Depuis 2003, le Festival du monde arabe de Montréal (FMA) a maintes fois invité le plus réputé virtuose et grand réformateur de l'oud au XXIsiècle. Encore en 2017, le surdoué Naseer Shamma demeure cet ambassadeur flamboyant du luth arabe, instrument central d'une immense tradition, musique classique toujours vivante en Orient... et aussi en Occident.

Nouveau chapitre de Naseer Shamma à Montréal? Rencontre symphonique au sommet entre l'Est et l'Ouest. Répertoire classique occidental adapté à l'oud et compositions originales constituent ce programme de l'Orchestre Métropolitain sous la direction d'Airat Ichmouratov, vendredi à la Maison symphonique.

Irakien transplanté en Égypte après avoir refusé de jouer pour le régime du dictateur Saddam Hussein qu'il avait ouvertement critiqué, ce qui lui avait d'ailleurs valu l'emprisonnement avant l'exil, le quinquagénaire vit désormais à Berlin et y poursuit une oeuvre ouverte sur le monde.

«J'aime Berlin pour la vie quotidienne et pour la diversité de la culture qui y est offerte.

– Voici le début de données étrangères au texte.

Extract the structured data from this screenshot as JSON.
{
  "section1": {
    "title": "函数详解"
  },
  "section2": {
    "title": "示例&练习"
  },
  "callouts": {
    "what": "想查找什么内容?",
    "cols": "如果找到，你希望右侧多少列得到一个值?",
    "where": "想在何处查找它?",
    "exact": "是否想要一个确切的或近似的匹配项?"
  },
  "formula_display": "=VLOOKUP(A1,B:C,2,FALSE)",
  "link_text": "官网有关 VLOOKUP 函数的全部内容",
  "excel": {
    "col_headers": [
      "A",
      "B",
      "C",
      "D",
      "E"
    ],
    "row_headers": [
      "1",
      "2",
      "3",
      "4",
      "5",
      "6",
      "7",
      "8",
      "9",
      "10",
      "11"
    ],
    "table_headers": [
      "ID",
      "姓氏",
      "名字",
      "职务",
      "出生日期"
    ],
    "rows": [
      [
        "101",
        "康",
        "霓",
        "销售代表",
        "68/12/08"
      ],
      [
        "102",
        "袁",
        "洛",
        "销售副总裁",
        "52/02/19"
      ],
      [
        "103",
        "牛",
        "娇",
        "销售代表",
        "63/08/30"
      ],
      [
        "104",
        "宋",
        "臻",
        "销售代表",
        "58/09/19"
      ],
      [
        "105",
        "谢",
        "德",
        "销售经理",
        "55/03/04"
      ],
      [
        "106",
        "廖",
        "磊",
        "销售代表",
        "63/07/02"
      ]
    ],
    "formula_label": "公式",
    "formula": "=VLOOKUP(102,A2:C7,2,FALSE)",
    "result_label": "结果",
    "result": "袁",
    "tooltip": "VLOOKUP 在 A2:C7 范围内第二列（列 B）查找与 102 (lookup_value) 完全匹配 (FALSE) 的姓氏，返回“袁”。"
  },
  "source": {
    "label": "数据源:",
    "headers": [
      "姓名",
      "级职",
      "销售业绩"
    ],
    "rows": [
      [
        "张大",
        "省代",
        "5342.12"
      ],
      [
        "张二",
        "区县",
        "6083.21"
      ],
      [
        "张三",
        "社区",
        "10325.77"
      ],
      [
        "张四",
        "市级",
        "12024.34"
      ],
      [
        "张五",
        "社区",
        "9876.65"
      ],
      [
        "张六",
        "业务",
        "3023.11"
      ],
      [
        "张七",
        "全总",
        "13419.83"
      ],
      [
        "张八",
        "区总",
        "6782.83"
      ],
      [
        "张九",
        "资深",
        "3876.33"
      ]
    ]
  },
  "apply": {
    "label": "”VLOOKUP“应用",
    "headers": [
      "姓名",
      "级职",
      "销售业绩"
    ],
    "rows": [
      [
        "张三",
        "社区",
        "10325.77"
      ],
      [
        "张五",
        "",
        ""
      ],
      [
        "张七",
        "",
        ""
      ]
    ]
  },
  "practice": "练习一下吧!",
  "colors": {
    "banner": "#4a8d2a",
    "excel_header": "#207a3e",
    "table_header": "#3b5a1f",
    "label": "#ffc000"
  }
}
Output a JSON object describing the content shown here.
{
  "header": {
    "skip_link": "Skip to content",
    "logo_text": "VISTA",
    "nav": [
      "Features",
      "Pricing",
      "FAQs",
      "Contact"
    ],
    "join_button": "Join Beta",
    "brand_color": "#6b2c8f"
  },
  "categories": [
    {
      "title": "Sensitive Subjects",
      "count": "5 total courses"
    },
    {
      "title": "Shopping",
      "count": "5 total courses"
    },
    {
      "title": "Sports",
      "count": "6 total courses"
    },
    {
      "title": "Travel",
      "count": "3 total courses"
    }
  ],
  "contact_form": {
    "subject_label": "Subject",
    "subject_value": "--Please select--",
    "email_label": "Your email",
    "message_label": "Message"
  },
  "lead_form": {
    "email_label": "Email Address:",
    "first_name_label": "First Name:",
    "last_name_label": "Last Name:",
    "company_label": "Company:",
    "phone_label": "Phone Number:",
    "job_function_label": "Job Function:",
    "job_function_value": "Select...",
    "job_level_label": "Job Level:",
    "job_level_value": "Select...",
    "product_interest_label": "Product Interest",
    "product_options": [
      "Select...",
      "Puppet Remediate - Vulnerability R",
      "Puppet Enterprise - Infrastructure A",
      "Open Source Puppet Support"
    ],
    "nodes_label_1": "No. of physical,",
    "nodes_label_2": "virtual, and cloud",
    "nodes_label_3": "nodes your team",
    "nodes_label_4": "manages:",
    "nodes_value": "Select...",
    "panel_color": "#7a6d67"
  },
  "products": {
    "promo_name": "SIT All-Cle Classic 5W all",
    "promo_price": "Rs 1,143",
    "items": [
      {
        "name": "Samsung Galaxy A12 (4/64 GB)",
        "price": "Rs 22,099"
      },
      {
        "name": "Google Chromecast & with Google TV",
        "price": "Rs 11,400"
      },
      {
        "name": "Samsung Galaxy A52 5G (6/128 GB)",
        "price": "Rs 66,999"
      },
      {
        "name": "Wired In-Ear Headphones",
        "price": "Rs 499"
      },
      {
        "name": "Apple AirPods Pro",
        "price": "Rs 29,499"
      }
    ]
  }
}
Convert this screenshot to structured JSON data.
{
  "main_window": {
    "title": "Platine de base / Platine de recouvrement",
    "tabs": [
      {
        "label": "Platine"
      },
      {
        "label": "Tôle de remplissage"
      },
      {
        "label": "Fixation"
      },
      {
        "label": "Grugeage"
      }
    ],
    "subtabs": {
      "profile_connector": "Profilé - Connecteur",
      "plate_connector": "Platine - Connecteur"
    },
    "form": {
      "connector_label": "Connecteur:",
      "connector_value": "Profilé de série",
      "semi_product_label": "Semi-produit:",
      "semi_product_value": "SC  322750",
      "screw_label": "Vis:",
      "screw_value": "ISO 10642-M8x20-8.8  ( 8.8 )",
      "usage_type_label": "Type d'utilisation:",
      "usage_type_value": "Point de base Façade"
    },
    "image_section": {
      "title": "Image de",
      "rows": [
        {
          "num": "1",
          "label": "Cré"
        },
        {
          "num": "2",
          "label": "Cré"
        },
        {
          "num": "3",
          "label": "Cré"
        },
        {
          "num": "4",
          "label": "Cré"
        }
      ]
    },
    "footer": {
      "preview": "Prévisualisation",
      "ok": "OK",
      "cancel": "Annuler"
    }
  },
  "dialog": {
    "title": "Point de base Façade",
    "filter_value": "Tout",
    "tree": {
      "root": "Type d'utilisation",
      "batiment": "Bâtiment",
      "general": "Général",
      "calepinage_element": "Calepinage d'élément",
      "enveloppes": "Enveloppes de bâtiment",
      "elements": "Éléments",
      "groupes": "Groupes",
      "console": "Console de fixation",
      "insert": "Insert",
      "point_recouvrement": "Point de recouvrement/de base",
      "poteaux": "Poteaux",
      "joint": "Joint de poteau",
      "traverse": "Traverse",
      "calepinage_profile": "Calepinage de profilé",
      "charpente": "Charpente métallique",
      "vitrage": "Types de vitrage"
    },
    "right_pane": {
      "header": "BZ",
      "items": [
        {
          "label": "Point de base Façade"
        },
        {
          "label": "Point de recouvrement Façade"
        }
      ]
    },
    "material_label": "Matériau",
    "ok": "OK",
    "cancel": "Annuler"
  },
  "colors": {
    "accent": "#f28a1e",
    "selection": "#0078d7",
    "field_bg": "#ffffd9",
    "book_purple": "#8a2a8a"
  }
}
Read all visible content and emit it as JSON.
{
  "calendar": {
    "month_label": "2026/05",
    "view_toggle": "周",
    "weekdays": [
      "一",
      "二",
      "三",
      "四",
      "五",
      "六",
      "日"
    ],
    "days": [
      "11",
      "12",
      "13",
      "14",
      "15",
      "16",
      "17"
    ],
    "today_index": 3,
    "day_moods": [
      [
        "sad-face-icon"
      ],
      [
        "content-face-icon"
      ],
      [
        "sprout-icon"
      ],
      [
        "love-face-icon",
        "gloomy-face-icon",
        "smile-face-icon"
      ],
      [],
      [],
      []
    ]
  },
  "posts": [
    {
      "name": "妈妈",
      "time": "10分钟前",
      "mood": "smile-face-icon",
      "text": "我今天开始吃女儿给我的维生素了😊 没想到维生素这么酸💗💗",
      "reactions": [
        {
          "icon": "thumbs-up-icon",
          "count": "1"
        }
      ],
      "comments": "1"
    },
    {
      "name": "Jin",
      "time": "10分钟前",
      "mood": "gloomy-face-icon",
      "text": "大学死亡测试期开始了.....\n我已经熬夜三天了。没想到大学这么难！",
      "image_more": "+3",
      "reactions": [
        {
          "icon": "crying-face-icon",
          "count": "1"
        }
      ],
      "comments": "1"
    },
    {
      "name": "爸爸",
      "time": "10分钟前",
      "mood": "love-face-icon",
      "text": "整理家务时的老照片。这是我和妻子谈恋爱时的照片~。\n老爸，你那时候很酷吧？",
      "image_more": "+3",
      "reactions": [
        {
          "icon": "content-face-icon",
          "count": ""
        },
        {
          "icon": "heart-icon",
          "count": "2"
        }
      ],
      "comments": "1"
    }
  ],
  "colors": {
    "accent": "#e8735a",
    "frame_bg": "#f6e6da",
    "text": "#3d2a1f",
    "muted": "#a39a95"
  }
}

Je rayonne à partir de là pour ma carrière de concertiste, j'y compose également et je compte ouvrir une quatrième succursale de mon école - après celles du Caire, d'Alexandrie et d'Abou Dhabi. On y enseignera le jeu de l'oud, la musique classique arabe, mais aussi la poésie orientale et d'autres formes d'art issues du monde entier», indique-t-il, joint en Allemagne avant son départ pour le Canada.

«Une culture universelle»

Le musicien et compositeur a maintes fois participé à des concerts de fusion avec différentes cultures mondiales, notamment le flamenco et la musique classique indienne. Place maintenant à l'occidentale: «Ce répertoire, soulève-t-il, fait partie d'une culture universelle. Il me fallait l'investir, car je favorise toujours les expériences interculturelles. Ce n'est vraiment pas la première fois, d'ailleurs; je l'ai fait entre autres avec des orchestres symphoniques à Bagdad et au Caire, etc.»

Au FMA, l'oudiste présentera cinq compositions de son cru pour oud et orchestre, mais aussi des adaptations de fragments d'oeuvres de Mozart (Symphonie no 40 en sol mineur, KV. 550), Rimski-Korsakov (Shéhérazade) et Rossini (Le barbier de Séville).

«Avec l'arrangeur et orchestrateur Akeel Abed Alsalam, j'adapte certains mouvements d'oeuvres classiques occidentales. Nous avons le souci de respecter l'essence de ces musiques en les adaptant. Par exemple, nous n'ajoutons pas de quarts de ton, typiques de la musique classique arabe. Nous devons parfois changer certaines tonalités pour l'oud, mais nous restons fidèles aux oeuvres, pour les mélodies et harmonies.»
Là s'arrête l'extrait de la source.